What the observation room does is set the stage for a "close reading" of the forest - starting with the simpoh ayer and stream right under people's noses.
During the nature walk, it occurs to me that being able to recognise birds and plants might be a way for people to appreciate the forest better, rather than see it as simply an amorphous, unknowable mass of greenery.
You feel more connected to nature when you can look up at a flock of birds and recognise that they are, for example, Asian glossy starlings; or when you watch the rapid wing-beats and aerial glide of a bird and know you have seen a woodpecker.
Tung says the project is "a crusade against ignorance". Forests such as those in the Central Catchment Nature Reserve are not the only green spaces in Singapore, he adds.

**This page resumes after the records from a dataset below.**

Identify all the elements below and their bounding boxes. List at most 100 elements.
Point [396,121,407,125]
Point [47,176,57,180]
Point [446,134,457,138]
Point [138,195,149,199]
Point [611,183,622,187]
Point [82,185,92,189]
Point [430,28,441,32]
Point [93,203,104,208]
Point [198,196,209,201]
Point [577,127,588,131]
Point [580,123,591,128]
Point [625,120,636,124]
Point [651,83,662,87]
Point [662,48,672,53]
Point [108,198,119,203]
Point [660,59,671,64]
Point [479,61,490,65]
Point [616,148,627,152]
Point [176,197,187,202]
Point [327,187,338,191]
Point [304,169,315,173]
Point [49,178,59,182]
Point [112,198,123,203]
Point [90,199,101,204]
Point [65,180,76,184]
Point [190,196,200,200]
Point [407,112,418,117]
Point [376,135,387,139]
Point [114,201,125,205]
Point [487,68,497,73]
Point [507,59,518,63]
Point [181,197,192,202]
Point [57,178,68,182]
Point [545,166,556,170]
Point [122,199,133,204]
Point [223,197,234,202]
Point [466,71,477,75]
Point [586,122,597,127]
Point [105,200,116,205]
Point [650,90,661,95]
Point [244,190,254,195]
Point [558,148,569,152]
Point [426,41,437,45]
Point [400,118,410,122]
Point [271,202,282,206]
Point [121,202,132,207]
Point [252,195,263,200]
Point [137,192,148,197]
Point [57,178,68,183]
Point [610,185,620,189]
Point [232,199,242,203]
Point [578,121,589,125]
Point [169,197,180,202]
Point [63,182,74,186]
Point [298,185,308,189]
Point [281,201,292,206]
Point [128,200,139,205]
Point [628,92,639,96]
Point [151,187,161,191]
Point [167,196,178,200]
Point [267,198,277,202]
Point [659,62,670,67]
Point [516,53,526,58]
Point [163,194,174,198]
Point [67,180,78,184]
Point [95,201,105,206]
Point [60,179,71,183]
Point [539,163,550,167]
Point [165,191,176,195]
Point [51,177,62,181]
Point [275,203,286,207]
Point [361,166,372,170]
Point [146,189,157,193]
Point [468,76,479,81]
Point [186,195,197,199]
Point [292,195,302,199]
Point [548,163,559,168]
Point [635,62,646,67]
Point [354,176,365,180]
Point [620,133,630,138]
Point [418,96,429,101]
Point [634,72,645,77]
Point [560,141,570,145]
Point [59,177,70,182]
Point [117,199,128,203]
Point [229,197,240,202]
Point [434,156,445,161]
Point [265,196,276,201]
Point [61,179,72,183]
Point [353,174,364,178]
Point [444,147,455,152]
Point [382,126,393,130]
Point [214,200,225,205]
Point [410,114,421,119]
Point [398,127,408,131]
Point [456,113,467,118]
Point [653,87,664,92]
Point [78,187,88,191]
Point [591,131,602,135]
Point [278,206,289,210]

There are other less well-known spaces that are also "incredibly important and tell stories of our heritage and history".
According to the online resource OneMap, the forest next to Gillman Barracks sits on a parcel of land falling under the Housing and Development Board.
"We want people to be aware of what they stand to lose if one day this is going to be redeveloped," he adds.
Zhao's installation might seem straightforward at first glance, but it is rich with allusion. The longhouse, for instance, is constructed by a wayang stage builder. Here, it becomes a stage for artworks and a television screen that face an indifferent audience: the forest.
Then there is the symbolic significance of the simpoh ayer - a pioneering plant that is native to Singapore and colonises bare soil. How does this fit into wider academic discussions about decolonising the forest? What does this mean in the light of Gillman Barracks' colonial past?
Untangling all of this, I decide, will have to wait another day.
Before Zhao heads off, he tells me - paraphrasing the title of an article he read - that a secondary forest is "a second-chance, not second-best".
Educated, inspired and rejuvenated by my stay, I am inclined to agree.